METHODS AND MATERIAL: We used new and unique database of the diabetes screening research initiative project, which is more than ten times larger than the data set used by Ewing in his original investigation of CAN. We utilized decision trees and the optimal decision path finder (ODPF) procedure for identifying optimal sequences of tests.
RESULTS: We present experimental results on the accuracy of using each one of the recommended Ewing tests to classify CAN and the additional accuracy that can be achieved by adding the remaining tests of the Ewing battery. We found the best sequences of tests for cost-function equal to the number of tests. The accuracies achieved by the initial segments of the optimal sequences for 2, 3 and 4 categories of CAN are 80.80, 91.33, 93.97 and 94.14, and respectively, 79.86, 89.29, 91.16 and 91.76, and 78.90, 86.21, 88.15 and 88.93. They show significant improvement compared to the sequence considered previously in the literature and the mathematical expectations of the accuracies of a random sequence of tests. The complete outcomes obtained for all subsets of the Ewing features are required for determining optimal sequences of tests for any cost-function with the use of the ODPF procedure. We have also found two most significant additional features that can increase the accuracy when some of the Ewing attributes cannot be obtained.

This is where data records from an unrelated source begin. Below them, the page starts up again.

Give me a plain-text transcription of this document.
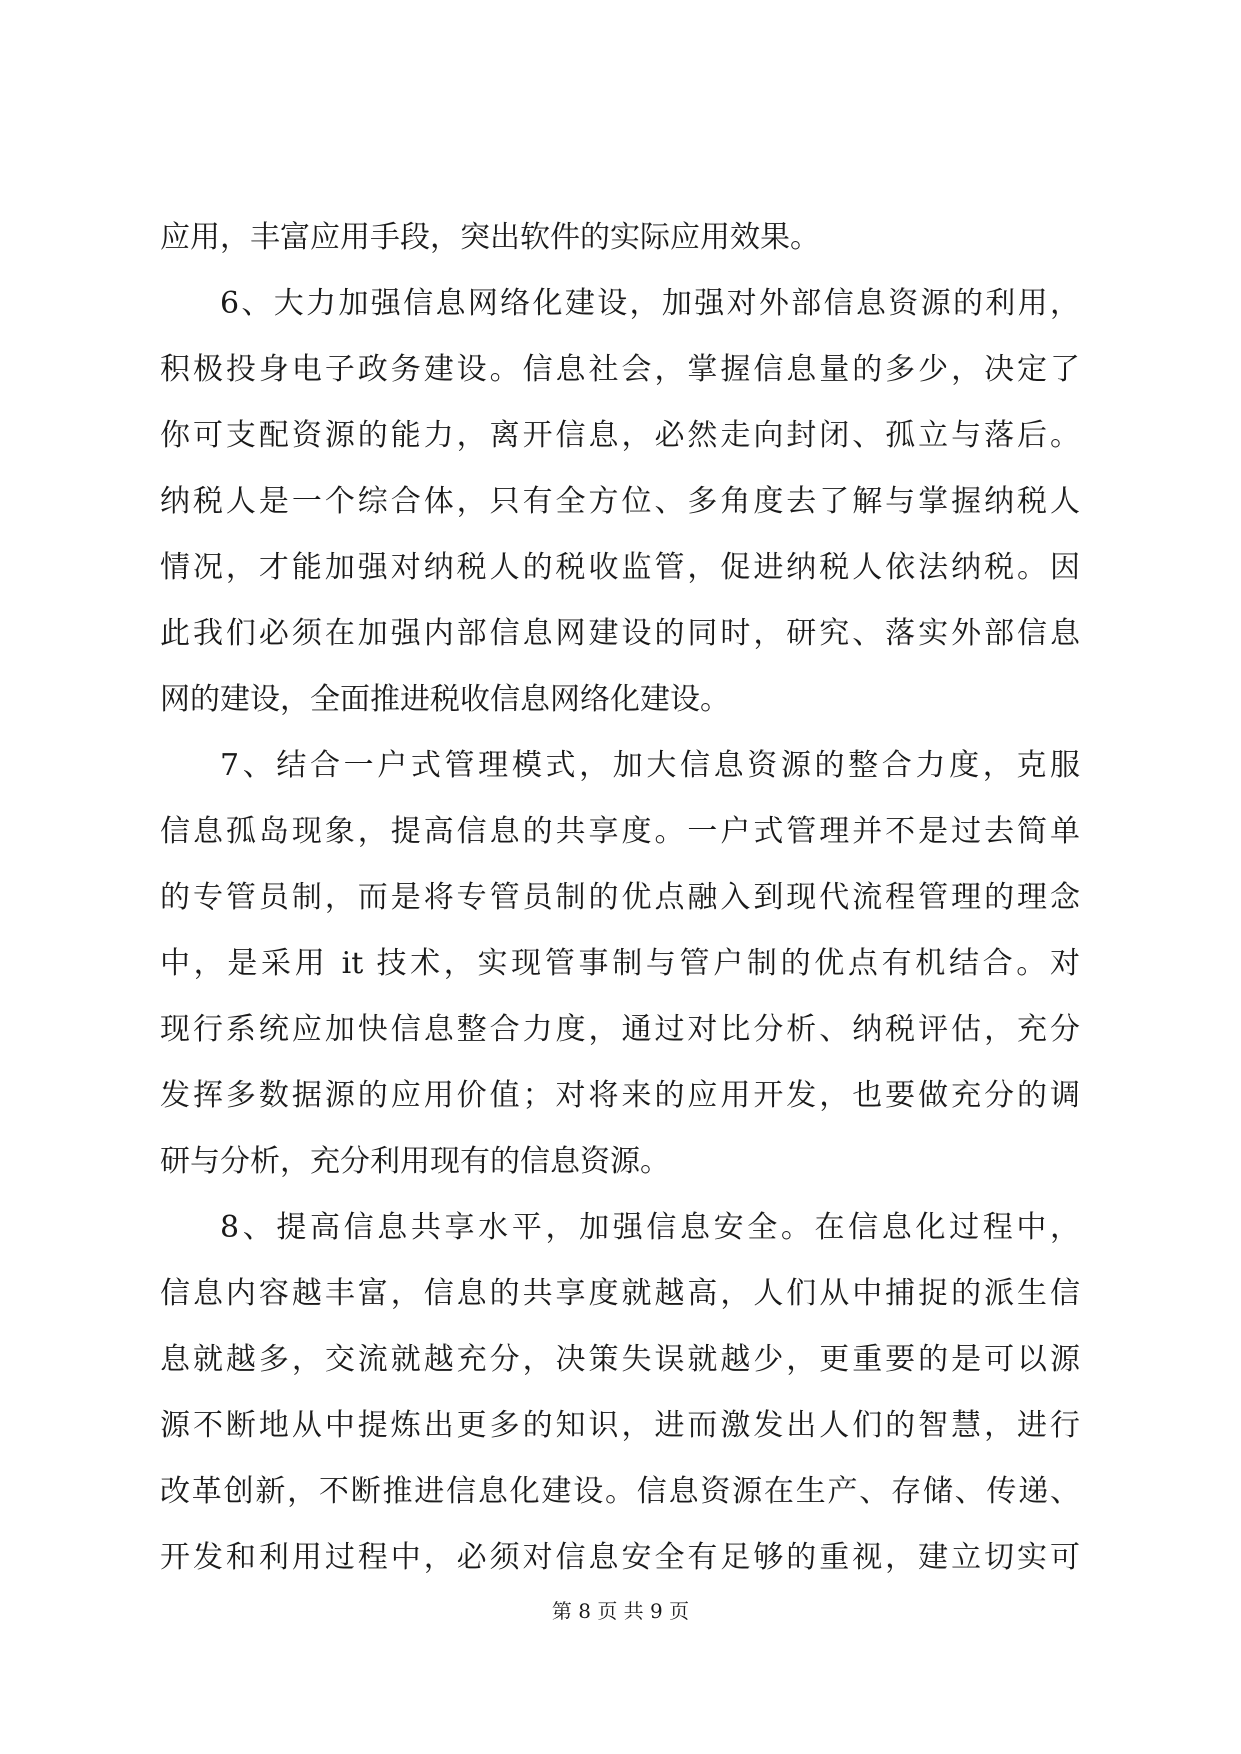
应用，丰富应用手段，突出软件的实际应用效果。
6、大力加强信息网络化建设，加强对外部信息资源的利用，
积极投身电子政务建设。信息社会，掌握信息量的多少，决定了
你可支配资源的能力，离开信息，必然走向封闭、孤立与落后。
纳税人是一个综合体，只有全方位、多角度去了解与掌握纳税人
情况，才能加强对纳税人的税收监管，促进纳税人依法纳税。因
此我们必须在加强内部信息网建设的同时，研究、落实外部信息
网的建设，全面推进税收信息网络化建设。
7、结合一户式管理模式，加大信息资源的整合力度，克服
信息孤岛现象，提高信息的共享度。一户式管理并不是过去简单
的专管员制，而是将专管员制的优点融入到现代流程管理的理念
中，是采用 it 技术，实现管事制与管户制的优点有机结合。对
现行系统应加快信息整合力度，通过对比分析、纳税评估，充分
发挥多数据源的应用价值；对将来的应用开发，也要做充分的调
研与分析，充分利用现有的信息资源。
8、提高信息共享水平，加强信息安全。在信息化过程中，
信息内容越丰富，信息的共享度就越高，人们从中捕捉的派生信
息就越多，交流就越充分，决策失误就越少，更重要的是可以源
源不断地从中提炼出更多的知识，进而激发出人们的智慧，进行
改革创新，不断推进信息化建设。信息资源在生产、存储、传递、
开发和利用过程中，必须对信息安全有足够的重视，建立切实可
第 8 页 共 9 页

CONCLUSIONS: The outcomes obtained can be used to determine the optimal sequences of tests for each individual cost-function by following the ODPF procedure. The results show that the best single Ewing test for diagnosing CAN is the deep breathing heart rate variation test. Optimal sequences found for the cost-function equal to the number of tests guarantee that the best accuracy is achieved after any number of tests and provide an improvement in comparison with the previous ordering of tests or a random sequence.